Consistency is strongest when the description is detailed and concrete: specific hair colour and length, glasses, recognizable clothing, distinctive accessories. It is weakest when the character is vaguely described or when the scene radically changes lighting. Treat the description as a casting brief, not a soft suggestion.
Dense compositions that actually hold together
Native reasoning plus improved text rendering means GPT Image 2 handles compositions where older systems quietly degraded: data-driven infographics, mobile UI mockups with toolbars and inbox lists, multi-element marketing posters with hierarchy, packaging mockups with several SKUs in one frame.
Where DALL·E 3 or gpt-image-1 compressed complexity into a vague impression — "infographic-shaped image with number-shaped marks" — GPT Image 2 treats density as the brief and tries to honour it. Bars get labels. Tabs get names. Toolbar icons get distinguishable shapes. The result is something a designer can react to and refine.
Very dense layouts — full-page magazine spreads, complex dashboards, cluttered scenes with a dozen labelled props — still benefit from breaking the brief into smaller passes and compositing the layers in a pixel-level tool. The threshold at which manual compositing wins has moved up considerably, but it still exists at the high end.
Commercial use, with the usual caveats
Images you generate with GPT Image 2 are yours to use in personal and commercial projects, subject to OpenAI's content policy and applicable law. There is no separate licensing tier, no royalty model, and no per-use fee on top of generation cost. The output is yours the moment it lands in your account.
Practical scope: marketing assets, blog illustrations, product mockups, packaging concepts, social media content, in-app artwork, course materials, video thumbnails, presentation slides. If you would have hired an illustrator or paid for stock for it, you can use a generated image instead.
The usual caveats still apply — no real-person likenesses without consent, no trademark or copyrighted character infringement, no deceptive imagery of public figures. Treat OpenAI's content policy as the contract and you are working within a clean license for everyday commercial use.

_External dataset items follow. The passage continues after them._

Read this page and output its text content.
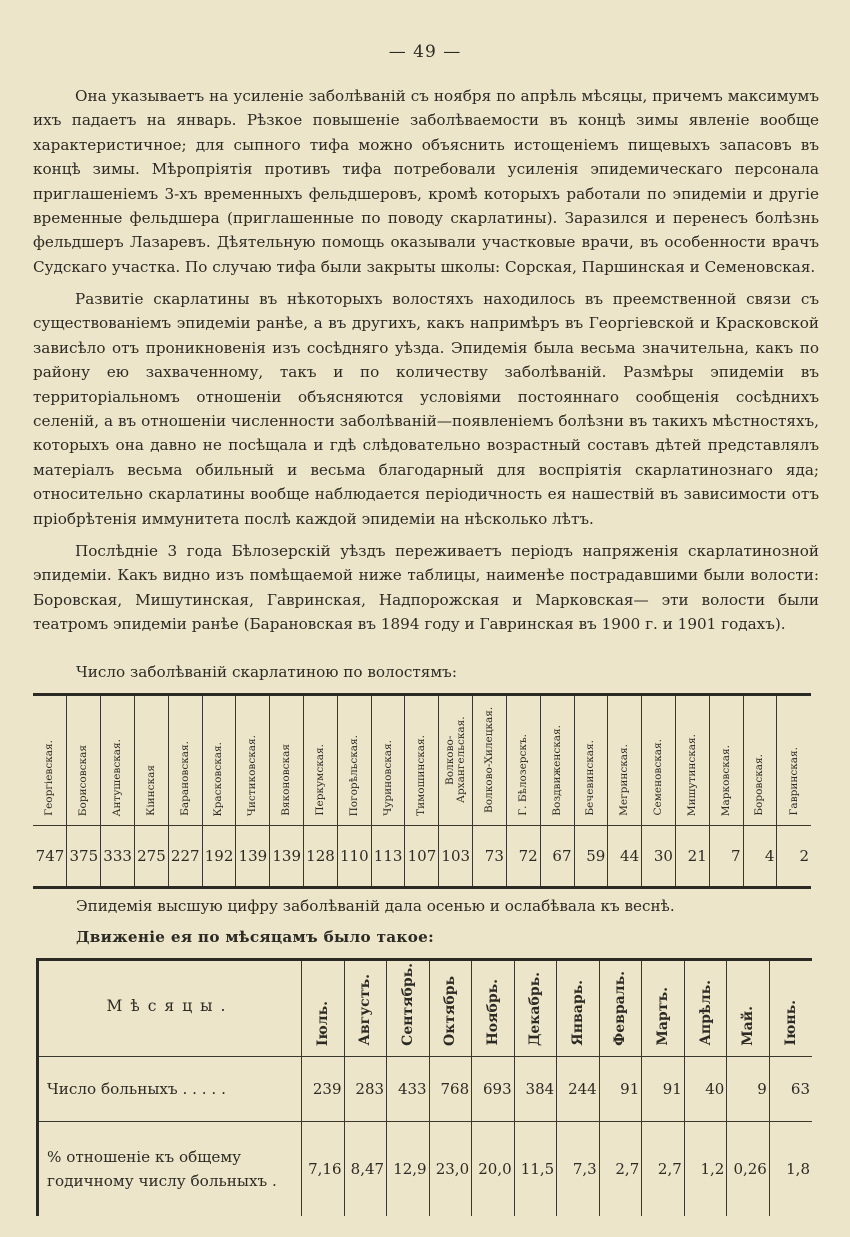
— 49 —

Она указываетъ на усиленіе заболѣваній съ ноября по апрѣль мѣсяцы, причемъ максимумъ ихъ падаетъ на январь. Рѣзкое повышеніе заболѣваемости въ концѣ зимы явленіе вообще характеристичное; для сыпного тифа можно объяснить истощеніемъ пищевыхъ запасовъ въ концѣ зимы. Мѣропріятія противъ тифа потребовали усиленія эпидемическаго персонала приглашеніемъ 3-хъ временныхъ фельдшеровъ, кромѣ которыхъ работали по эпидеміи и другіе временные фельдшера (приглашенные по поводу скарлатины). Заразился и перенесъ болѣзнь фельдшеръ Лазаревъ. Дѣятельную помощь оказывали участковые врачи, въ особенности врачъ Судскаго участка. По случаю тифа были закрыты школы: Сорская, Паршинская и Семеновская.

Развитіе скарлатины въ нѣкоторыхъ волостяхъ находилось въ преемственной связи съ существованіемъ эпидеміи ранѣе, а въ другихъ, какъ напримѣръ въ Георгіевской и Красковской зависѣло отъ проникновенія изъ сосѣдняго уѣзда. Эпидемія была весьма значительна, какъ по району ею захваченному, такъ и по количеству заболѣваній. Размѣры эпидеміи въ территоріальномъ отношеніи объясняются условіями постояннаго сообщенія сосѣднихъ селеній, а въ отношеніи численности заболѣваній—появленіемъ болѣзни въ такихъ мѣстностяхъ, которыхъ она давно не посѣщала и гдѣ слѣдовательно возрастный составъ дѣтей представлялъ матеріалъ весьма обильный и весьма благодарный для воспріятія скарлатинознаго яда; относительно скарлатины вообще наблюдается періодичность ея нашествій въ зависимости отъ пріобрѣтенія иммунитета послѣ каждой эпидеміи на нѣсколько лѣтъ.

Послѣдніе 3 года Бѣлозерскій уѣздъ переживаетъ періодъ напряженія скарлатинозной эпидеміи. Какъ видно изъ помѣщаемой ниже таблицы, наименѣе пострадавшими были волости: Боровская, Мишутинская, Гавринская, Надпорожская и Марковская— эти волости были театромъ эпидеміи ранѣе (Барановская въ 1894 году и Гавринская въ 1900 г. и 1901 годахъ).

Число заболѣваній скарлатиною по волостямъ:

Георгіевская.	Борисовская	Антушевская.	Кіинская	Барановская.	Красковская.	Чистиковская.	Вяконовская	Перкумская.	Погорѣльская.	Чуриновская.	Тимошинская.	Волково-Архангельская.	Волково-Хилецкая.	Г. Бѣлозерскъ.	Воздвиженская.	Бечевинская.	Мегринская.	Семеновская.	Мишутинская.	Марковская.	Боровская.	Гавринская.
747	375	333	275	227	192	139	139	128	110	113	107	103	73	72	67	59	44	30	21	7	4	2

Эпидемія высшую цифру заболѣваній дала осенью и ослабѣвала къ веснѣ.

Движеніе ея по мѣсяцамъ было такое:

Мѣсяцы.	Іюль.	Августъ.	Сентябрь.	Октябрь	Ноябрь.	Декабрь.	Январь.	Февраль.	Мартъ.	Апрѣль.	Май.	Іюнь.
Число больныхъ . . . . .	239	283	433	768	693	384	244	91	91	40	9	63
% отношеніе къ общему годичному числу больныхъ .	7,16	8,47	12,9	23,0	20,0	11,5	7,3	2,7	2,7	1,2	0,26	1,8
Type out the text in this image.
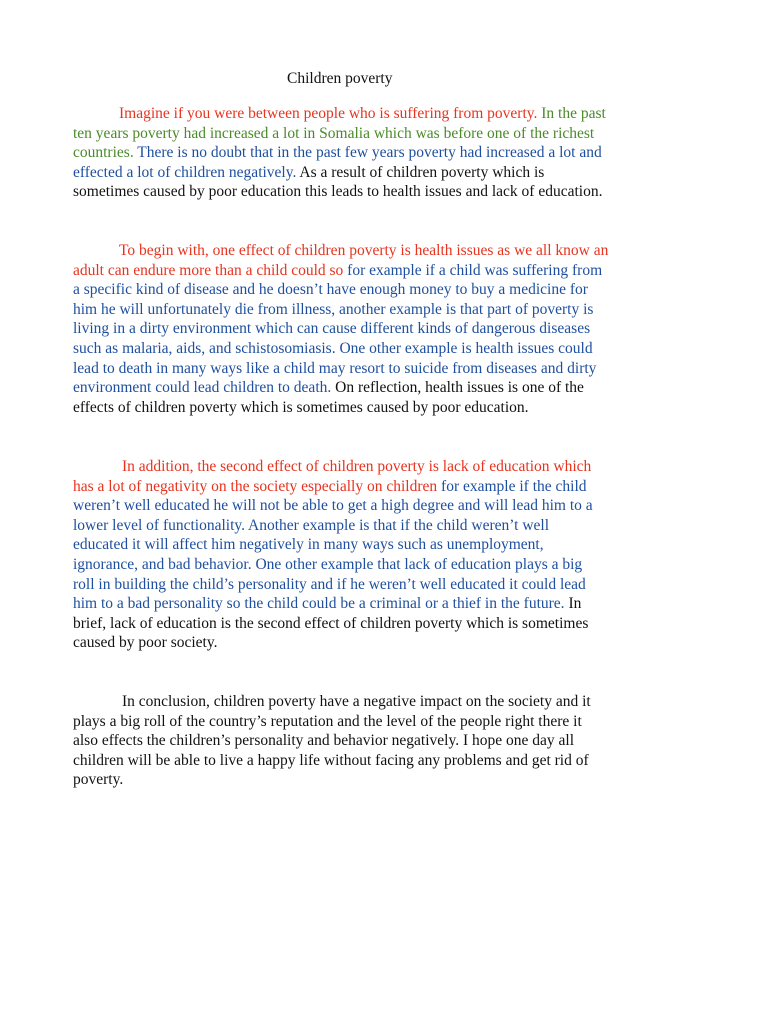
Children poverty
Imagine if you were between people who is suffering from poverty. In the past
ten years poverty had increased a lot in Somalia which was before one of the richest
countries. There is no doubt that in the past few years poverty had increased a lot and
effected a lot of children negatively. As a result of children poverty which is
sometimes caused by poor education this leads to health issues and lack of education.
To begin with, one effect of children poverty is health issues as we all know an
adult can endure more than a child could so for example if a child was suffering from
a specific kind of disease and he doesn’t have enough money to buy a medicine for
him he will unfortunately die from illness, another example is that part of poverty is
living in a dirty environment which can cause different kinds of dangerous diseases
such as malaria, aids, and schistosomiasis. One other example is health issues could
lead to death in many ways like a child may resort to suicide from diseases and dirty
environment could lead children to death. On reflection, health issues is one of the
effects of children poverty which is sometimes caused by poor education.
In addition, the second effect of children poverty is lack of education which
has a lot of negativity on the society especially on children for example if the child
weren’t well educated he will not be able to get a high degree and will lead him to a
lower level of functionality. Another example is that if the child weren’t well
educated it will affect him negatively in many ways such as unemployment,
ignorance, and bad behavior. One other example that lack of education plays a big
roll in building the child’s personality and if he weren’t well educated it could lead
him to a bad personality so the child could be a criminal or a thief in the future. In
brief, lack of education is the second effect of children poverty which is sometimes
caused by poor society.
In conclusion, children poverty have a negative impact on the society and it
plays a big roll of the country’s reputation and the level of the people right there it
also effects the children’s personality and behavior negatively. I hope one day all
children will be able to live a happy life without facing any problems and get rid of
poverty.
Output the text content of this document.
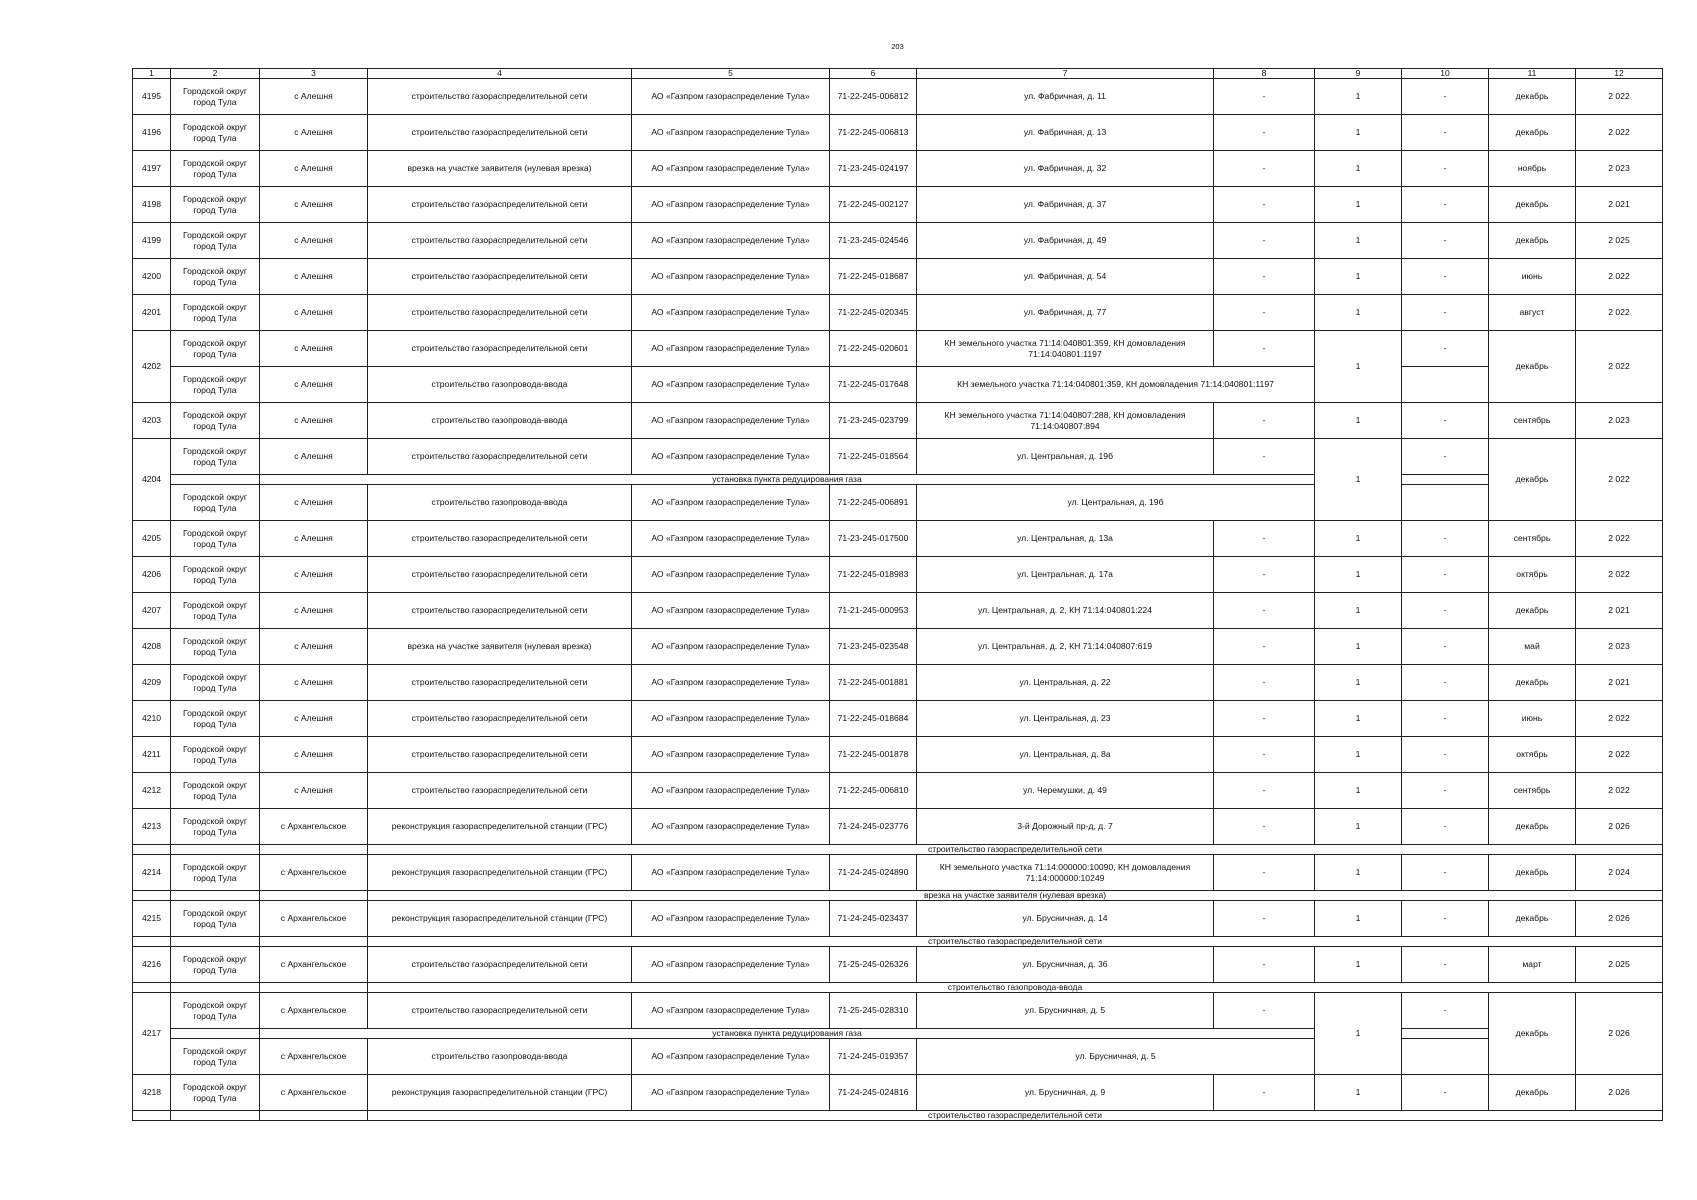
203
1	2	3	4	5	6	7	8	9	10	11	12
4195	Городской округ город Тула	с Алешня	строительство газораспределительной сети	АО «Газпром газораспределение Тула»	71-22-245-006812	ул. Фабричная, д. 11	-	1	-	декабрь	2 022
4196	Городской округ город Тула	с Алешня	строительство газораспределительной сети	АО «Газпром газораспределение Тула»	71-22-245-006813	ул. Фабричная, д. 13	-	1	-	декабрь	2 022
4197	Городской округ город Тула	с Алешня	врезка на участке заявителя (нулевая врезка)	АО «Газпром газораспределение Тула»	71-23-245-024197	ул. Фабричная, д. 32	-	1	-	ноябрь	2 023
4198	Городской округ город Тула	с Алешня	строительство газораспределительной сети	АО «Газпром газораспределение Тула»	71-22-245-002127	ул. Фабричная, д. 37	-	1	-	декабрь	2 021
4199	Городской округ город Тула	с Алешня	строительство газораспределительной сети	АО «Газпром газораспределение Тула»	71-23-245-024546	ул. Фабричная, д. 49	-	1	-	декабрь	2 025
4200	Городской округ город Тула	с Алешня	строительство газораспределительной сети	АО «Газпром газораспределение Тула»	71-22-245-018687	ул. Фабричная, д. 54	-	1	-	июнь	2 022
4201	Городской округ город Тула	с Алешня	строительство газораспределительной сети	АО «Газпром газораспределение Тула»	71-22-245-020345	ул. Фабричная, д. 77	-	1	-	август	2 022
4202	Городской округ город Тула	с Алешня	строительство газораспределительной сети	АО «Газпром газораспределение Тула»	71-22-245-020601	КН земельного участка 71:14:040801:359, КН домовладения 71:14:040801:1197	-	1	-	декабрь	2 022
	Городской округ город Тула	с Алешня	строительство газопровода-ввода	АО «Газпром газораспределение Тула»	71-22-245-017648	КН земельного участка 71:14:040801:359, КН домовладения 71:14:040801:1197					
4203	Городской округ город Тула	с Алешня	строительство газопровода-ввода	АО «Газпром газораспределение Тула»	71-23-245-023799	КН земельного участка 71:14:040807:288, КН домовладения 71:14:040807:894	-	1	-	сентябрь	2 023
4204	Городской округ город Тула	с Алешня	строительство газораспределительной сети	АО «Газпром газораспределение Тула»	71-22-245-018564	ул. Центральная, д. 19б	-	1	-	декабрь	2 022
		установка пункта редуцирования газа									
	Городской округ город Тула	с Алешня	строительство газопровода-ввода	АО «Газпром газораспределение Тула»	71-22-245-006891	ул. Центральная, д. 19б					
4205	Городской округ город Тула	с Алешня	строительство газораспределительной сети	АО «Газпром газораспределение Тула»	71-23-245-017500	ул. Центральная, д. 13а	-	1	-	сентябрь	2 022
4206	Городской округ город Тула	с Алешня	строительство газораспределительной сети	АО «Газпром газораспределение Тула»	71-22-245-018983	ул. Центральная, д. 17а	-	1	-	октябрь	2 022
4207	Городской округ город Тула	с Алешня	строительство газораспределительной сети	АО «Газпром газораспределение Тула»	71-21-245-000953	ул. Центральная, д. 2, КН 71:14:040801:224	-	1	-	декабрь	2 021
4208	Городской округ город Тула	с Алешня	врезка на участке заявителя (нулевая врезка)	АО «Газпром газораспределение Тула»	71-23-245-023548	ул. Центральная, д. 2, КН 71:14:040807:619	-	1	-	май	2 023
4209	Городской округ город Тула	с Алешня	строительство газораспределительной сети	АО «Газпром газораспределение Тула»	71-22-245-001881	ул. Центральная, д. 22	-	1	-	декабрь	2 021
4210	Городской округ город Тула	с Алешня	строительство газораспределительной сети	АО «Газпром газораспределение Тула»	71-22-245-018684	ул. Центральная, д. 23	-	1	-	июнь	2 022
4211	Городской округ город Тула	с Алешня	строительство газораспределительной сети	АО «Газпром газораспределение Тула»	71-22-245-001878	ул. Центральная, д. 8а	-	1	-	октябрь	2 022
4212	Городской округ город Тула	с Алешня	строительство газораспределительной сети	АО «Газпром газораспределение Тула»	71-22-245-006810	ул. Черемушки, д. 49	-	1	-	сентябрь	2 022
4213	Городской округ город Тула	с Архангельское	реконструкция газораспределительной станции (ГРС)	АО «Газпром газораспределение Тула»	71-24-245-023776	3-й Дорожный пр-д, д. 7	-	1	-	декабрь	2 026
			строительство газораспределительной сети								
4214	Городской округ город Тула	с Архангельское	реконструкция газораспределительной станции (ГРС)	АО «Газпром газораспределение Тула»	71-24-245-024890	КН земельного участка 71:14:000000:10090, КН домовладения 71:14:000000:10249	-	1	-	декабрь	2 024
			врезка на участке заявителя (нулевая врезка)								
4215	Городской округ город Тула	с Архангельское	реконструкция газораспределительной станции (ГРС)	АО «Газпром газораспределение Тула»	71-24-245-023437	ул. Брусничная, д. 14	-	1	-	декабрь	2 026
			строительство газораспределительной сети								
4216	Городской округ город Тула	с Архангельское	строительство газораспределительной сети	АО «Газпром газораспределение Тула»	71-25-245-026326	ул. Брусничная, д. 36	-	1	-	март	2 025
			строительство газопровода-ввода								
4217	Городской округ город Тула	с Архангельское	строительство газораспределительной сети	АО «Газпром газораспределение Тула»	71-25-245-028310	ул. Брусничная, д. 5	-	1	-	декабрь	2 026
		установка пункта редуцирования газа									
	Городской округ город Тула	с Архангельское	строительство газопровода-ввода	АО «Газпром газораспределение Тула»	71-24-245-019357	ул. Брусничная, д. 5					
4218	Городской округ город Тула	с Архангельское	реконструкция газораспределительной станции (ГРС)	АО «Газпром газораспределение Тула»	71-24-245-024816	ул. Брусничная, д. 9	-	1	-	декабрь	2 026
			строительство газораспределительной сети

Pixel-level edits without re-rendering
Earlier models treated every edit as a full regeneration. Change one word on a poster and the whole image rerolls — the background shifts, the colours drift, the details you liked a moment ago disappear. Iteration became gambling.
GPT Image 2 supports localized edits that touch only the region you point to: swap a headline, recolour a jacket, correct a mislabeled bar, redraw a hand. The rest of the image stays pixel-identical, so iteration is additive — lock in a composition you like, then fix the one detail that's off without rolling the dice on everything else.
In practice this replaces a Photoshop round-trip for small fixes. Combined with the reasoning step, it turns image generation into a draft-and-revise workflow: generate a layout you're happy with, then edit in place until the details match the brief, instead of rolling the whole frame on every pass.